By Ken Stapleton, President,
Are your complete streets truly “complete” after dark? Do they really welcome all users to safely stroll and bike on them in the evenings and early mornings for transportation or recreation? If you represent one of the few U.S. cities that can answer with an emphatic yes – and back it up with pedestrian and bicycle counts – congratulations!
For the other 95% of you, here are some facts to consider:
- Seniors, urban dwellers, and women are substantially more fearful about walking alone after dark, according to Gallup.
- The National Highway Traffic Safety Administration reports that more than 75% of pedestrian fatalities in 2015 occurred between dusk and dawn.
- Even the 2016 top 3 rated Complete Street policies do not contain clear lighting standards or guidelines.

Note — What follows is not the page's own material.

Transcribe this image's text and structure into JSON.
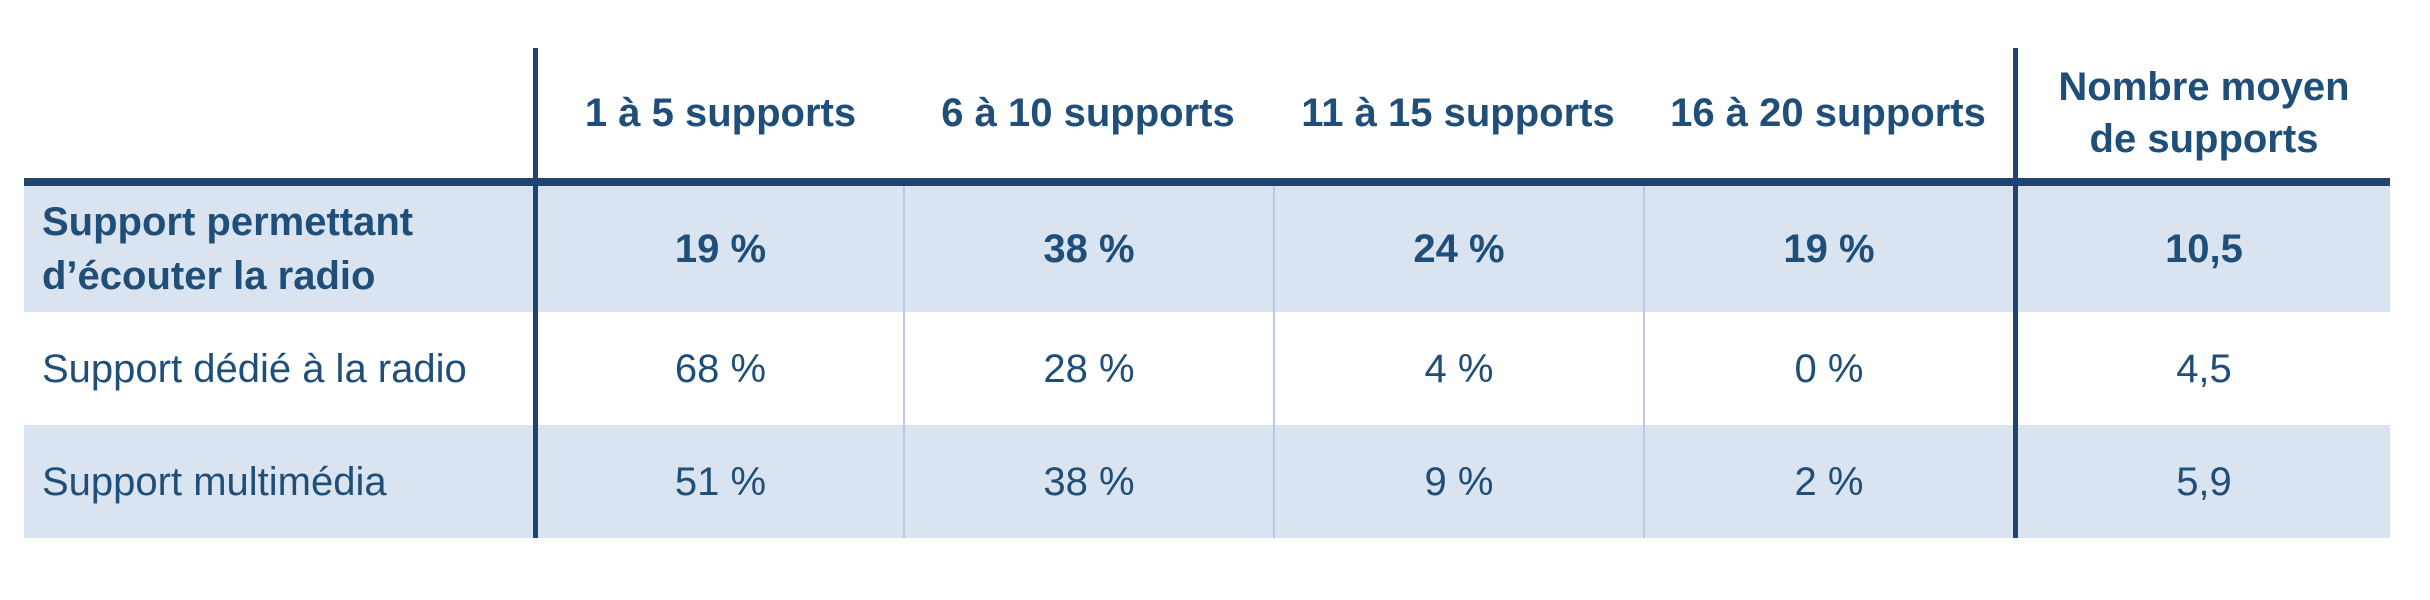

Whether your main goal is transportation mode shift, increasing urban vibrancy, improving public health, or enhancing demand for urban housing and retail, creating Complete Streets After Dark should be part of your solutions strategy. By paying close attention to land use patterns, lighting (public and private), outdoor space activation, wayfinding, public art, landscaping, and many more public realm features, you can help “all users” feel safe enough to walk, bike, and take transit during the evenings and early mornings when most of us are more likely to be walking or biking for recreation or first/last mile mobility. Such is the case in the Historic Northwest district of West Palm Beach, where the Community Redevelopment Agency, managed on behalf of the City by RMA, is implementing a Community Safety Action Plan we helped them create – including recommendations for Complete Streets After Dark.

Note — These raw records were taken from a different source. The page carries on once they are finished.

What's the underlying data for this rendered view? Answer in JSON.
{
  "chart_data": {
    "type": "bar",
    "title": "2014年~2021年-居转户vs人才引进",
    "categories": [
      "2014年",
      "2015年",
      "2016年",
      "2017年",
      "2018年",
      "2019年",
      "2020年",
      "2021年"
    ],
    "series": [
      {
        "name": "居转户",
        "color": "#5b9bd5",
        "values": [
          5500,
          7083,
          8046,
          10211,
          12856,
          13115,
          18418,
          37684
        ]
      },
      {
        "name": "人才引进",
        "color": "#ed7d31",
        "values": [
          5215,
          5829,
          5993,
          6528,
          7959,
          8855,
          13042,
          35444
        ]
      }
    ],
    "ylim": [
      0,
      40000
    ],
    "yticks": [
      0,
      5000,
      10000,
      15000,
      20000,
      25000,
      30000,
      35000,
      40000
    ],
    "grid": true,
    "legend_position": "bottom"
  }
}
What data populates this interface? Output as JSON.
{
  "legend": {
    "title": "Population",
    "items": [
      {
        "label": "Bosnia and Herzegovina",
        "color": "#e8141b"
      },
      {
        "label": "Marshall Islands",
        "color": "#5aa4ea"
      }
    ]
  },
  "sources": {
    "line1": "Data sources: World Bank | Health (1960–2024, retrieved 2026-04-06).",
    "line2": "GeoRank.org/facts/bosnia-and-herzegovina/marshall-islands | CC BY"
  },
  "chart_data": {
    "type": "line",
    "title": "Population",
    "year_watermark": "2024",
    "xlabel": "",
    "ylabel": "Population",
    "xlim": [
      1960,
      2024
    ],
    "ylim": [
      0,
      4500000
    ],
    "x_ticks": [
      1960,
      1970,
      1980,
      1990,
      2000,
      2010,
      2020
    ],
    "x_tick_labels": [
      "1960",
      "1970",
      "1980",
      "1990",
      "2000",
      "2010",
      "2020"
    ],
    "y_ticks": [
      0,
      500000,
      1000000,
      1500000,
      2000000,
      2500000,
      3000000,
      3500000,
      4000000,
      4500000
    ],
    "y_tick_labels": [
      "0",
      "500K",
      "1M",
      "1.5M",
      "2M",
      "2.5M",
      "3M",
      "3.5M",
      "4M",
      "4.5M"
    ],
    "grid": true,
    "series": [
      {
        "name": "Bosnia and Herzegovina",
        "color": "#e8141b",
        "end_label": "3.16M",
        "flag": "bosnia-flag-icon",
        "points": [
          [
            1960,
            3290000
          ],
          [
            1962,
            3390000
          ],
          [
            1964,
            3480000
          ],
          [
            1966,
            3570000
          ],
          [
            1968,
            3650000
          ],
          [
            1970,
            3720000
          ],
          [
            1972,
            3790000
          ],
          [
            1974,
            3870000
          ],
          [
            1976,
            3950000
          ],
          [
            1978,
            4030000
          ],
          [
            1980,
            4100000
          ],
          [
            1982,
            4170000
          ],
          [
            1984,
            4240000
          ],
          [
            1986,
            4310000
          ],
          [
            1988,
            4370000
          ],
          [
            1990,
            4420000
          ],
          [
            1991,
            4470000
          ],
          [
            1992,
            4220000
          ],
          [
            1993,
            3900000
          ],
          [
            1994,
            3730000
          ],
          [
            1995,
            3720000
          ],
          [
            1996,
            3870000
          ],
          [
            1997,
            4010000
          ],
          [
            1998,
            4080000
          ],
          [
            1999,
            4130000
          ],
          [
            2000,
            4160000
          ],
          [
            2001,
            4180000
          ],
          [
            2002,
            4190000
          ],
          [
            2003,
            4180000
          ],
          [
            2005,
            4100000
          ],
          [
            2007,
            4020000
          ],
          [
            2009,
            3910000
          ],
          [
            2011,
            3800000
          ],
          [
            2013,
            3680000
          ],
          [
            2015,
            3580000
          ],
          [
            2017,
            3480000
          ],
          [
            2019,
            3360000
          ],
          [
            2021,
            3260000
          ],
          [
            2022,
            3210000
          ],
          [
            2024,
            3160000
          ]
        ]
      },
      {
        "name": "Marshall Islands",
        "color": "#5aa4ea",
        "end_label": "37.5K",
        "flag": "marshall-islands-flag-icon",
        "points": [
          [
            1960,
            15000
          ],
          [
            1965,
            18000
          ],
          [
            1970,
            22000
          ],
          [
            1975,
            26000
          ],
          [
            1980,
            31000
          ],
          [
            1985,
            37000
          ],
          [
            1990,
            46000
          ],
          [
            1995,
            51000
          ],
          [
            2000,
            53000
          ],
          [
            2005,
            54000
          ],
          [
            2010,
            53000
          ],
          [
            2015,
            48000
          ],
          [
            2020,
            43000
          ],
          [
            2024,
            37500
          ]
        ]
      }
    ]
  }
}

When these solutions are integrated into projects during the initial design stages, any potential additional cost is usually minimized. Reviewing conceptual plans is an effective way to help achieve the complete street goals, which we recently did for: Commerce Street in Downtown San Antonio; conceptual plans for Miami’s Underline; and Broadway/US 1 in Riviera Beach, Florida. Our work on Cleveland’s Health Line (see photo) guided both the design and the location of stations to help riders feel safe after dark. To get more people walking, biking, and taking transit in your city, be sure to include Complete Streets After Dark strategies in your planning, design, operations, and maintenance efforts.